Kürtlerin yerel yönetim tecrübeleri parlamentoya girme tarihlerinden öncesine, yani 1979 yılına dayanmaktadır. O dönemde yerel seçimlerde Batman’da Edip Solmaz, seçimlere bağımsız olarak girip kazanıyor. Ve seçildikten yirmi yedi gün sonra faili meçhul bir cinayetle hayatını kaybediyor. Diğer yandan Urfa’nın Hilvan ilçesindeki halk, kendi kendilerini yönetmek istediklerini söylüyor ve dönemin belediye başkanı, belediye yönetimini halkın iradesine bırakıyor. Halk da Nadir Temel başkanlığında tam anlamıyla demokratik bir meclis kuruyor. Ancak 1980 askeri darbesiyle bu yönetim de darbeden payını alıyor.
1980 darbesinden tam 13 yıl sonra HEP’in kapatılmasıyla kurulan DEP’e çeşitli il ve ilçelerden 14 (SHP’den 8, Bağımsızdan 2, ANAP’tan 1, DSP’den 1, DYP’den 1 ve CHP’den 1 olmak üzere) belediye başkanı DEP’e katılıyor. Ancak o dönem bu gelişmeyi kabullenmeyenler, tıpkı bugün olduğu gibi belediye başkanlarını görevden alıp, gözaltı yapıp tutukluyorlar. O günden bugüne demokrasi konusunda bir arpa boyu yol alınmadığını da dün Diyarbakır Büyükşehir Belediye başkanı Selçuk Mızraklı’ya verilen 9 yıl 4 ay 15 gün cezayla görmüş olduk. Ne yaptı başkan Mızraklı?

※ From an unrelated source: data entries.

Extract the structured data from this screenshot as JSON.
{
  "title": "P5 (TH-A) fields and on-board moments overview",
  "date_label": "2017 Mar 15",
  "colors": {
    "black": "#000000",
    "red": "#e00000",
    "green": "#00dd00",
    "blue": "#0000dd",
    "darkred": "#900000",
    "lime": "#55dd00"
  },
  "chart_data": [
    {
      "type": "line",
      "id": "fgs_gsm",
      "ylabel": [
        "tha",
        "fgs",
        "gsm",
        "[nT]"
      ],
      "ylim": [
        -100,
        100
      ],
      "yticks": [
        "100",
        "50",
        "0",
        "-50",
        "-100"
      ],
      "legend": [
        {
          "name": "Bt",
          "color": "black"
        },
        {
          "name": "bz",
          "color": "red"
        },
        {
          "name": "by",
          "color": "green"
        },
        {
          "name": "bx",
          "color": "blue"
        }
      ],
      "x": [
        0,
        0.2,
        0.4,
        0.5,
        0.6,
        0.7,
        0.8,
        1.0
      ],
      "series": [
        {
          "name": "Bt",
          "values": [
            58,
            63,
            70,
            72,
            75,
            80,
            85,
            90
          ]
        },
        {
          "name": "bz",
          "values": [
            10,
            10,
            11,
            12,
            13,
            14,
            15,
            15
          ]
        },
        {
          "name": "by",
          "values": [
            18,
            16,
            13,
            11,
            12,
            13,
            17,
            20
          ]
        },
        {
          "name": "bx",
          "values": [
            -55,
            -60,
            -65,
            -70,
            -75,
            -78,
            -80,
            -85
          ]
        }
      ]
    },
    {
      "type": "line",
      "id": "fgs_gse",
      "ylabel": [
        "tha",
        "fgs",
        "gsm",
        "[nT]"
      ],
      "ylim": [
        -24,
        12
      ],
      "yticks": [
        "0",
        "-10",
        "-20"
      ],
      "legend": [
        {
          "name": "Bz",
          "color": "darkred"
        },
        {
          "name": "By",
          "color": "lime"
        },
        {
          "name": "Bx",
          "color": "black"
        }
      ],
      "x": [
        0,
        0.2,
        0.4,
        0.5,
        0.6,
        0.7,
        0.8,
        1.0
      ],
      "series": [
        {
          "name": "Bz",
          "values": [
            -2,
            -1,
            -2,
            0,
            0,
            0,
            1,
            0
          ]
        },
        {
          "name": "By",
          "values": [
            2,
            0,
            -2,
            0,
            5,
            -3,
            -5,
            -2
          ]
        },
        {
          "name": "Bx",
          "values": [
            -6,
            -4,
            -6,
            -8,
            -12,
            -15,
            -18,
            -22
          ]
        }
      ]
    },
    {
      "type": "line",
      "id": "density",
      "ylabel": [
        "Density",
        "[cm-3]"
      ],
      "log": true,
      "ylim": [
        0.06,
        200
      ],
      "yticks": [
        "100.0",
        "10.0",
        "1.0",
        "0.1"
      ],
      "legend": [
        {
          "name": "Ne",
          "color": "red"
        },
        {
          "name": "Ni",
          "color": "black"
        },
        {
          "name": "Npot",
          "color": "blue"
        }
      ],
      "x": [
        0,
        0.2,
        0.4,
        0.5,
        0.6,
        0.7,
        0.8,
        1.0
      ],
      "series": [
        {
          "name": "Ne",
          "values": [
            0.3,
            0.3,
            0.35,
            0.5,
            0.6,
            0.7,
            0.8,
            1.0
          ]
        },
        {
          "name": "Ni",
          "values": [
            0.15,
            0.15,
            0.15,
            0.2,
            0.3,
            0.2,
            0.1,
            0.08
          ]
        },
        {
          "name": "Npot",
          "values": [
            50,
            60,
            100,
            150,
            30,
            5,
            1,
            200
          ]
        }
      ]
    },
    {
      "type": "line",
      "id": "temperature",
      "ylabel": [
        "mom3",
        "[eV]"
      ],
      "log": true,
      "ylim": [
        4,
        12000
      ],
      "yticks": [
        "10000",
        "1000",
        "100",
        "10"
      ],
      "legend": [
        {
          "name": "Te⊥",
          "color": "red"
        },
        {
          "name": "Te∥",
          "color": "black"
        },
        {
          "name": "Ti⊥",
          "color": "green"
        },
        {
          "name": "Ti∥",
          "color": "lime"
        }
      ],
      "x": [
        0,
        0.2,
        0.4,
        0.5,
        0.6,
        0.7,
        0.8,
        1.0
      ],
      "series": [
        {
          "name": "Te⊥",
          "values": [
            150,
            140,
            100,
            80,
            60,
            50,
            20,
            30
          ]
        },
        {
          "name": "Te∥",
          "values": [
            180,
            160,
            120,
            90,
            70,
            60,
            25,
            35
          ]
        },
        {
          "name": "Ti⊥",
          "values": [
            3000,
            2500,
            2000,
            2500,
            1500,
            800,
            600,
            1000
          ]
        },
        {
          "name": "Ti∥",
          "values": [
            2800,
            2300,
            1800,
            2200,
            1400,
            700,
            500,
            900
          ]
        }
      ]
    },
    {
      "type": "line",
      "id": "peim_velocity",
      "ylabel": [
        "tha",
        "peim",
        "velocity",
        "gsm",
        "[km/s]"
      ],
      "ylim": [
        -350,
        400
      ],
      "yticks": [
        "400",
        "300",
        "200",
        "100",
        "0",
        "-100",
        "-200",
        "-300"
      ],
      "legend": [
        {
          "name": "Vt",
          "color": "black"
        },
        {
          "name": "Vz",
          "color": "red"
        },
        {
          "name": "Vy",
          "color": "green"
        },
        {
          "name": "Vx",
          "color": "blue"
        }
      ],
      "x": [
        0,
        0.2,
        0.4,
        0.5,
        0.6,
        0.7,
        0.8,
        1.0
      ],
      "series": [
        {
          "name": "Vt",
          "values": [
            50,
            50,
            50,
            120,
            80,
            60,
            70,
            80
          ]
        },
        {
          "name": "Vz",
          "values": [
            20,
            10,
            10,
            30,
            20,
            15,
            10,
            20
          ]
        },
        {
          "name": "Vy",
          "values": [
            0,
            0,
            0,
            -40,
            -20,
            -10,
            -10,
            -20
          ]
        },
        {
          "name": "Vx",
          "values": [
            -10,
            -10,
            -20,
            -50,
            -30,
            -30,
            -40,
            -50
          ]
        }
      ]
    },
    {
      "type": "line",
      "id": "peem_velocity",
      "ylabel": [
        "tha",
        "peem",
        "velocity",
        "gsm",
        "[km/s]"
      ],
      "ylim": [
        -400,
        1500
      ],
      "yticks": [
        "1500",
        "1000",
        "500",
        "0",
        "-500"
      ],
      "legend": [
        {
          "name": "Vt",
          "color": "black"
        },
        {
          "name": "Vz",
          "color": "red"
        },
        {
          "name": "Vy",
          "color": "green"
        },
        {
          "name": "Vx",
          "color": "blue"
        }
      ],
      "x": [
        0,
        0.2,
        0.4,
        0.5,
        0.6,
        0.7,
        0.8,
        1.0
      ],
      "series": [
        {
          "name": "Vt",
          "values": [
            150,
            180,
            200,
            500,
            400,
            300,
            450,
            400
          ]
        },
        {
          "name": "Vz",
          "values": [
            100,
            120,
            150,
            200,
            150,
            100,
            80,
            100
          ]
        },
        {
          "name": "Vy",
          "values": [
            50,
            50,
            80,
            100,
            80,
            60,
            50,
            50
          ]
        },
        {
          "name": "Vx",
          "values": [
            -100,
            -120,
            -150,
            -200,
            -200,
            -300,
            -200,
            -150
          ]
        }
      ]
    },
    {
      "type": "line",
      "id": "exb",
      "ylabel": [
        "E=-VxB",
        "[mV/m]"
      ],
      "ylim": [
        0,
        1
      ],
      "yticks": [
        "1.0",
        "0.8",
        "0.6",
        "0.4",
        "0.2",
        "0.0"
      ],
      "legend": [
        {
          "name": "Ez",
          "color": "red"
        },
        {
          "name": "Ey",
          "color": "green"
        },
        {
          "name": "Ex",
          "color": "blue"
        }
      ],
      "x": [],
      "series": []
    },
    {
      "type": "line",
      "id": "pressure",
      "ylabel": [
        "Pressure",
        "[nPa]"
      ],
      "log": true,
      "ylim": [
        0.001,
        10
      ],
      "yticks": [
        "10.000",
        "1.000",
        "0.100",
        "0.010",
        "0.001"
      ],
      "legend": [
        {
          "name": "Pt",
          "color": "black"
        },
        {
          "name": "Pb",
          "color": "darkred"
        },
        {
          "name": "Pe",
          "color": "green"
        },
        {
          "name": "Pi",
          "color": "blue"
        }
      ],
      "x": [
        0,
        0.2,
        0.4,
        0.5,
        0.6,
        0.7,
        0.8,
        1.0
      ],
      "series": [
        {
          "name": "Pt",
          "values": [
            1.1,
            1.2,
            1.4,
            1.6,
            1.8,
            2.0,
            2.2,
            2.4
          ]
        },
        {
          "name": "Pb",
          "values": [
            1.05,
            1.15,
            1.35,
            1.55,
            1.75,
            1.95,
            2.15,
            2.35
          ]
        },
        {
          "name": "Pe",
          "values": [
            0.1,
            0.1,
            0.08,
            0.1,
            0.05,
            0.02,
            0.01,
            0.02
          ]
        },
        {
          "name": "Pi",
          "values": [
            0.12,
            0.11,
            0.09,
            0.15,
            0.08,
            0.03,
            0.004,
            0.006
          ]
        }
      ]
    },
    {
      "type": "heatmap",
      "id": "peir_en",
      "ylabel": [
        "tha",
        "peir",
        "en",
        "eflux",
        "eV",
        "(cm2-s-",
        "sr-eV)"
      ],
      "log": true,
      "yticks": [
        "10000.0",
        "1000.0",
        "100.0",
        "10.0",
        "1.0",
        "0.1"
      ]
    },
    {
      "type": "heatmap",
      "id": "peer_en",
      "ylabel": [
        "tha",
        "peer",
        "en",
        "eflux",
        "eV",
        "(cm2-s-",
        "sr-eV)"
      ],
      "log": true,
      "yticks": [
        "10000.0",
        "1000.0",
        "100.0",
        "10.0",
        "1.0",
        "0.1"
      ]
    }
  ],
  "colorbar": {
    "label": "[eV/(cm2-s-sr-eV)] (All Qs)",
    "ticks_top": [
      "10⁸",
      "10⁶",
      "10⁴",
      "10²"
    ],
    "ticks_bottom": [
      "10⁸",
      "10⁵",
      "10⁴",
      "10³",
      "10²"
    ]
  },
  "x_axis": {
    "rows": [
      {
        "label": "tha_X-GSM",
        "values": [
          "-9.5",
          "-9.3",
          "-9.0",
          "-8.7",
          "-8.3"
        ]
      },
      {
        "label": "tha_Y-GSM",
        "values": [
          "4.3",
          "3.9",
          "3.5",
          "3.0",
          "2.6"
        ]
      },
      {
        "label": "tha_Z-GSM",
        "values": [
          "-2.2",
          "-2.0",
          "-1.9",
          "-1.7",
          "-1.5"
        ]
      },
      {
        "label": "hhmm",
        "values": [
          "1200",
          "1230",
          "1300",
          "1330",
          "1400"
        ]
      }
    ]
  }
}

Eminim, asırlar sonra anlatılsa ülkenin demokrasisi “abartılı masal” diyecekler. Halbuki yüzde yüz gerçek. Görüyoruz, duyuyoruz, biliyoruz olanları.
Adam, aday olurken sorun yoktu. Seçim propagandası yaparken sorun yoktu. Seçimi kazanırken sorun yoktu. Mazbatayı alırken sorun yoktu da başkanlık koltuğuna otururken mi terörist oldu?
Selçuk Hoca, emek vererek doktor oldu. Halkın talebi ve oylarıyla da belediye başkanı oldu. Şimdi ise tutsak. Hem de 9 yıl 4 ay 15 günlük bir cezaya mahkum edildi…
Sadece VİCDAN, başka da hiçbir şey!
Peki onlarca yıldır Kürt siyasetine ve siyasetçilerine uygulanan bu zulüm bir an olsun halkı yönetmeye aday olan kişileri ve seçmenlerini bir an olsun geriletebildi mi?
Cevabı koca bir HAYIR! oluyor soru’nun.
Çünkü seçilenler de seçenler de çok iyi biliyorlar ki ortada
Rüşvet yok.
İhaleye fesat karıştırma yok.
Vergi kaçırma yok.
Seçmenlere ihanet yok.
Kısacası yüz kızartıcı hiçbir suç yok ortada.
Ve bunun içindir ki tutuklanan hiçbir SEÇİLEN başını eğmiyor. Bilakis başı dik olarak onurla gururla yürüyorlar. Varsa seçilenlerin tek korkuları, o da seçmenlerine HESAP VEREMEYECEK OLMALARIDIR. Bugüne kadar hesabını veremeyecek adım attıklarına da şahit olan yok ne güzel, ne mutlu.
İşte Kürt siyasi gelenek onun için YILMAZ’dır.